Yahudiler tarih boyunca, kendilerine gönderilen Peygamberleri öldürmüşler, kutsal kitapları tahrif etmişler, kendilerine verilen nimetlere nankörlük etmişler ve Peygamber diliyle lânetlenmişlerdir. İnandıkları sapık fikirler doğrultusunda 5800 yıldır yılmadan, bıkmadan mücadele ediyorlar. Her seferinde büyük bir hüsran yaşamalarına rağmen, yeniden başlıyorlar. Artık bu kavim iflah olmaz. İnsanlık bu lânetli zihniyetten kurtulmadan, rahat yüzü göremez. Bu lanetli zihniyet, sadece Müslümanlar için değil, tüm insanlık için büyük bir tehdit ve tehlike oluşturuyor. Çünkü bu zihniyet; sadece kendilerinin insan olarak yaratıldığına, diğer bütün insanların ve hayvanların Yahudi ırkına hizmet etmek üzere yaratılmış akıllı hayvan olduğuna inanıyor.
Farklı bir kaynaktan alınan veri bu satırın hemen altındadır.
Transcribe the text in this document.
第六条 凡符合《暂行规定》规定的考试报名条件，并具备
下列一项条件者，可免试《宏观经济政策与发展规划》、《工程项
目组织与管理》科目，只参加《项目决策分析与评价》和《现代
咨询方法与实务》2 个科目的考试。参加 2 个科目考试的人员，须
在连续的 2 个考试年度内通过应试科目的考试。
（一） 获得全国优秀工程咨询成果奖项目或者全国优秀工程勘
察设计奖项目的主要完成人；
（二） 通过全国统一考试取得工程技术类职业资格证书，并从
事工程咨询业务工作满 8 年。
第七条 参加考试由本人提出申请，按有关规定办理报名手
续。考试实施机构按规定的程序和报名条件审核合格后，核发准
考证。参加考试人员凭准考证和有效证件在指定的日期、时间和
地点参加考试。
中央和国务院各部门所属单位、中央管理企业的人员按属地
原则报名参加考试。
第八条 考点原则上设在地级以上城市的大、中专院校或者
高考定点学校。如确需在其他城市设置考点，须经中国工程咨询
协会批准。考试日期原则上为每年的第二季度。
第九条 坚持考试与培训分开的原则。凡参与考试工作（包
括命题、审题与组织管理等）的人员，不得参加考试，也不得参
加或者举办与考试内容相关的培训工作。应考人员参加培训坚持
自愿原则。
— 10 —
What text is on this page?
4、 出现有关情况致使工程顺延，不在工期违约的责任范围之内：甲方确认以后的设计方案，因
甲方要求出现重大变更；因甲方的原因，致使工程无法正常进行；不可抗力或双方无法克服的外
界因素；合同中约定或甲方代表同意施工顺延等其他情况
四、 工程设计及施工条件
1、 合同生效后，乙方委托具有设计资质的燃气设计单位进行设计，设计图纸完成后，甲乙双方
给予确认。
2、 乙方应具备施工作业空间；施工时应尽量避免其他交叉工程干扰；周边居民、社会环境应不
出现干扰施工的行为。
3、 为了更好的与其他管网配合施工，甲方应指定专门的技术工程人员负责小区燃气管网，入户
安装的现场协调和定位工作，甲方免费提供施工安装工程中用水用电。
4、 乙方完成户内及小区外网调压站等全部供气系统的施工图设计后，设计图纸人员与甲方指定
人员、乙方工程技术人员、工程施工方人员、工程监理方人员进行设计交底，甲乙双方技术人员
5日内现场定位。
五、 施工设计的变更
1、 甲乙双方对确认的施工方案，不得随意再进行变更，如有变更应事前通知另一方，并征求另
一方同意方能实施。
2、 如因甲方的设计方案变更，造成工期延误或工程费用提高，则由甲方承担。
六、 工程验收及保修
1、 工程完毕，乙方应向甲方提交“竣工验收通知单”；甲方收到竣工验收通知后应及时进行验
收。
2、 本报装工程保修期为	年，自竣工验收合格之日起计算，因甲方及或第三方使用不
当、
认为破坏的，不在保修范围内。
Yahudi ırkı dışında ki insanların kontrolsüz olarak çoğaldığına ve bu kadar insanın dünyanın geleceği için tehdit oluşturduğuna inanıyorlar. Diğer insanları da buna inandırmak için epey yol almış durumdalar. Küresel ısınmanın artmasına, hızla artan insan ve hayvan nüfusunun neden olduğunu iddia ederek, insan ve hayvan nüfusunun azaltılması gerektiği yalanına tüm dünyayı inandırmış durumdalar. Önümüzdeki yıllarda mevcut hayvan ve insan nüfusunu azaltmak için uluslararası projeler ve anlaşmalar devreye sokacaklar. Bu proje ve anlaşmalar kıtlık ve açlığa neden olacak. Dünyanın dengesi bozulacak, deprem, kasırga, sel, yangın, salgın hastalık gibi büyük olaylar cereyan edecek. Mikrop savaşları ile insan nüfusunu azaltacaklar. Diğer yandan Kudüs’te de büyük olaylar cereyan edecek, çok sayıda Filistinli’yi şehid edecekler ve Mescid-i Aksa yıkılacak.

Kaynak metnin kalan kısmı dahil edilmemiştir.